Integrated Care Models in Managed Behavioral Healthcare Organizations

The Association for Behavioral Health and Wellness (ABHW) represents specialty behavioral health and wellness companies that provide services to treat mental health, substance use, and other behaviors that impact health. ABHW members have long histories with integrating behavioral health care and a lot can be learned from their experience. Whether carve-out entities or health plans with their own internal specialty organization for behavioral healthcare, managed behavioral healthcare organizations (MBHOs) are experts in blending services to meet the needs of individuals with complex behavioral health conditions.

Integrated care produces better outcomes and provides better care to individuals with multiple health care needs. ABHW member companies employ a variety of models to clinically align behavioral health and primary care for individuals receiving care in their networks.

Training for Primary Care Practitioners on Identification and Treatment of Behavioral Health Conditions and Screening for Behavioral Health Conditions in Primary Care Settings: Training and consultation from behavioral health providers and MBHOs can assist primary care practitioners (PCPs) in improving their identification of behavioral health concerns and conditions. Behavioral health specialists can assist primary care practices in initiating Screening, Brief Intervention, and Referral to Treatment (SBIRT) and develop systems for warm handoffs for patients who require substance use disorder (SUD) treatment. In Colorado, Beacon Health Options provides training on depression screening to primary care practices; and in Maryland, they will train PCPs on SBIRT, alcohol screening for pregnant women, and suicide risk assessment.

Since there are patients with mental health and/or substance use disorders (MH/SUD) who prefer to remain in medical settings for treatment, partnerships with PCPs are critical to improving health outcomes. Beacon Health Options’ Psychotropic Drug Intervention Program uses aggregate data and scaled clinical insight to promote integration of care at the provider level. Analyzing integrated behavioral health, medical, and pharmacy claims data, this MBHO identifies target events and intervenes with members and prescribers to educate them on best practices and changes to pharmacological treatment. Evidence-based practices drive the algorithms in the technology platform that identifies prescription-related problems. Peer-to-peer consultation staffed by psychiatrists utilizes the best available clinical guidelines to coach physicians on practice improvement while health coaches educate members and provide care coordination. As a result of this program, hospital admissions and emergency room visits decreased by 30% and inpatient spending was reduced by $90 PMPM.

Providing Consultation Services to Primary Care Practitioners: Primary care practices and the patients they serve benefit from consultation and connection with behavioral health providers, as demonstrated in various psychiatric liaison and consultation programs that support pediatricians in identifying children with MH/SUD needs and in collaborating with psychiatrists on their treatment. The long-standing Massachusetts Child Psychiatry Access Project encourages and supports PCPs integrating behavioral health resources into their practices and provides quick access to psychiatric consultation and facilitates referrals for accessing ongoing behavioral health care. The project has been so effective that it is now available in 22 states.

Co-Locating Behavioral Health and Primary Care Services and Creating Strategies for Increasing Patients’ Health Literacy and Activation: The co-location model of coordinated care involves behavioral health specialists providing services at a primary care site or PCPs working in behavioral health settings. Co-location increases communication across practitioners and significantly increases the likelihood of referrals from primary care to behavioral health. Since two-thirds of PCPs report that they are not able to access behavioral health treatment for their patients [i], and 30 to 50% of referrals from primary care to behavioral health do not make the first appointment [ii], co-location can open access substantially.

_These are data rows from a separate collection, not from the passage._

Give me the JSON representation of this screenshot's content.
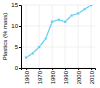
{
  "chart_data": {
    "type": "line",
    "ylabel": "Plastics (% mass)",
    "x": [
      1960,
      1965,
      1970,
      1975,
      1980,
      1985,
      1990,
      1995,
      2000,
      2005,
      2010
    ],
    "values": [
      2.5,
      3.5,
      5.0,
      7.0,
      11.0,
      11.5,
      11.0,
      12.5,
      13.0,
      14.0,
      15.0
    ],
    "color": "#66ccee",
    "marker": "square",
    "xlim": [
      1956,
      2013
    ],
    "xticks": [
      1960,
      1970,
      1980,
      1990,
      2000,
      2010
    ],
    "ylim": [
      0,
      15
    ],
    "yticks": [
      0,
      5,
      10,
      15
    ],
    "grid": true
  }
}
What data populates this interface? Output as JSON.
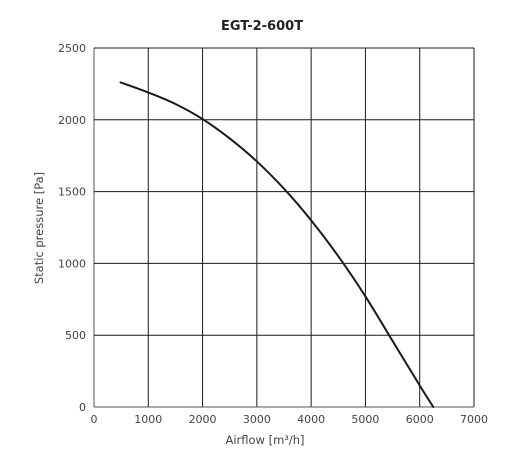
{
  "chart_data": {
    "type": "line",
    "title": "EGT-2-600T",
    "xlabel": "Airflow [m³/h]",
    "ylabel": "Static pressure [Pa]",
    "xlim": [
      0,
      7000
    ],
    "ylim": [
      0,
      2500
    ],
    "x_ticks": [
      0,
      1000,
      2000,
      3000,
      4000,
      5000,
      6000,
      7000
    ],
    "y_ticks": [
      0,
      500,
      1000,
      1500,
      2000,
      2500
    ],
    "grid": true,
    "series": [
      {
        "x": [
          490,
          1000,
          1500,
          2000,
          2500,
          3000,
          3500,
          4000,
          4500,
          5000,
          5500,
          6000,
          6250
        ],
        "y": [
          2260,
          2190,
          2110,
          2005,
          1870,
          1710,
          1520,
          1300,
          1050,
          770,
          460,
          150,
          0
        ]
      }
    ],
    "colors": {
      "line": "#1a1a1a",
      "grid": "#1a1a1a",
      "axis": "#555555"
    }
  }
}
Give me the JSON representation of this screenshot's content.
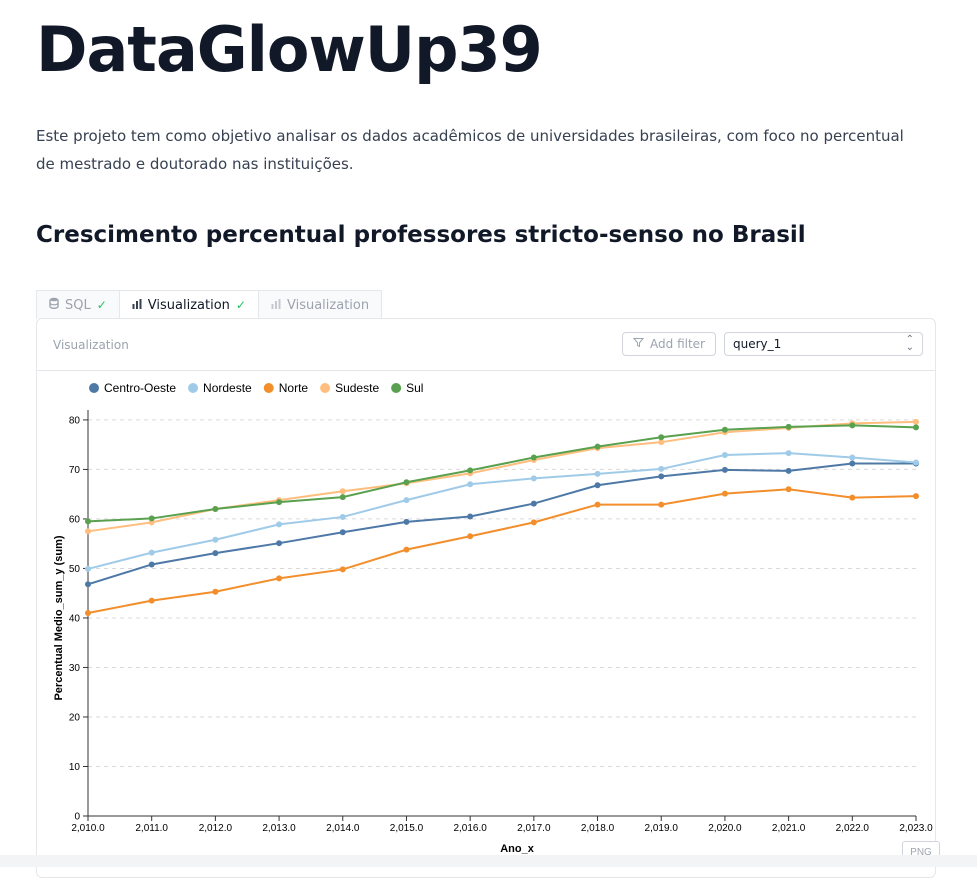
{
  "page": {
    "title": "DataGlowUp39",
    "description": "Este projeto tem como objetivo analisar os dados acadêmicos de universidades brasileiras, com foco no percentual de mestrado e doutorado nas instituições.",
    "section_title": "Crescimento percentual professores stricto-senso no Brasil"
  },
  "tabs": [
    {
      "label": "SQL",
      "icon": "database-icon",
      "status": "check-icon",
      "active": false
    },
    {
      "label": "Visualization",
      "icon": "bar-chart-icon",
      "status": "check-icon",
      "active": true
    },
    {
      "label": "Visualization",
      "icon": "bar-chart-icon",
      "status": "",
      "active": false
    }
  ],
  "panel": {
    "label": "Visualization",
    "add_filter_label": "Add filter",
    "query_select_value": "query_1",
    "png_button": "PNG"
  },
  "chart_data": {
    "type": "line",
    "title": "",
    "xlabel": "Ano_x",
    "ylabel": "Percentual Medio_sum_y (sum)",
    "x": [
      2010,
      2011,
      2012,
      2013,
      2014,
      2015,
      2016,
      2017,
      2018,
      2019,
      2020,
      2021,
      2022,
      2023
    ],
    "x_tick_labels": [
      "2,010.0",
      "2,011.0",
      "2,012.0",
      "2,013.0",
      "2,014.0",
      "2,015.0",
      "2,016.0",
      "2,017.0",
      "2,018.0",
      "2,019.0",
      "2,020.0",
      "2,021.0",
      "2,022.0",
      "2,023.0"
    ],
    "y_ticks": [
      0,
      10,
      20,
      30,
      40,
      50,
      60,
      70,
      80
    ],
    "ylim": [
      0,
      82
    ],
    "grid": "horizontal dashed",
    "legend_position": "top-left",
    "series": [
      {
        "name": "Centro-Oeste",
        "color": "#4e79a7",
        "values": [
          46.8,
          50.8,
          53.1,
          55.1,
          57.3,
          59.4,
          60.5,
          63.1,
          66.8,
          68.6,
          69.9,
          69.7,
          71.2,
          71.2
        ]
      },
      {
        "name": "Nordeste",
        "color": "#a0cbe8",
        "values": [
          49.9,
          53.2,
          55.8,
          58.9,
          60.4,
          63.8,
          67.0,
          68.2,
          69.1,
          70.1,
          72.9,
          73.3,
          72.4,
          71.4
        ]
      },
      {
        "name": "Norte",
        "color": "#f28e2b",
        "values": [
          41.0,
          43.5,
          45.3,
          48.0,
          49.8,
          53.8,
          56.5,
          59.3,
          62.9,
          62.9,
          65.1,
          66.0,
          64.3,
          64.6
        ]
      },
      {
        "name": "Sudeste",
        "color": "#ffbe7d",
        "values": [
          57.5,
          59.3,
          62.0,
          63.8,
          65.6,
          67.2,
          69.2,
          71.9,
          74.3,
          75.5,
          77.5,
          78.4,
          79.3,
          79.6
        ]
      },
      {
        "name": "Sul",
        "color": "#59a14f",
        "values": [
          59.5,
          60.1,
          62.0,
          63.4,
          64.4,
          67.4,
          69.8,
          72.4,
          74.6,
          76.5,
          78.0,
          78.6,
          78.9,
          78.5
        ]
      }
    ]
  }
}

Healthfirst is contracting with a pediatric primary care practice that includes behavioral health clinicians. The behavioral health clinicians can be accessed in several ways: calling to make an appointment; scheduling an appointment prior to exiting the site, as a recommended follow-up to a PCP visit; meeting immediately following a PCP visit; visiting simultaneously with a behavioral health clinician and a PCP within the exam room, in more urgent cases. The full integration of the behavioral health clinicians under one practice, which is an enhanced co-location, means full-service needs can be met and the practice has the ease of single claims submission.

Cenpatico has supported the development of integrated services in several of its core behavioral health agencies in Arizona. These integrated clinics are housed in behavioral health agencies, allowing persons with severe mental illness to access physical health care in the settings where they are already comfortable. Cenpatico’s support has included successful advocacy at the state level to change statutes/regulations that were barriers to embedding physical health services within behavioral health agencies, technical assistance to access physical health funding streams managed by other payers, and seed funding for exercise equipment, community gardens, and green space.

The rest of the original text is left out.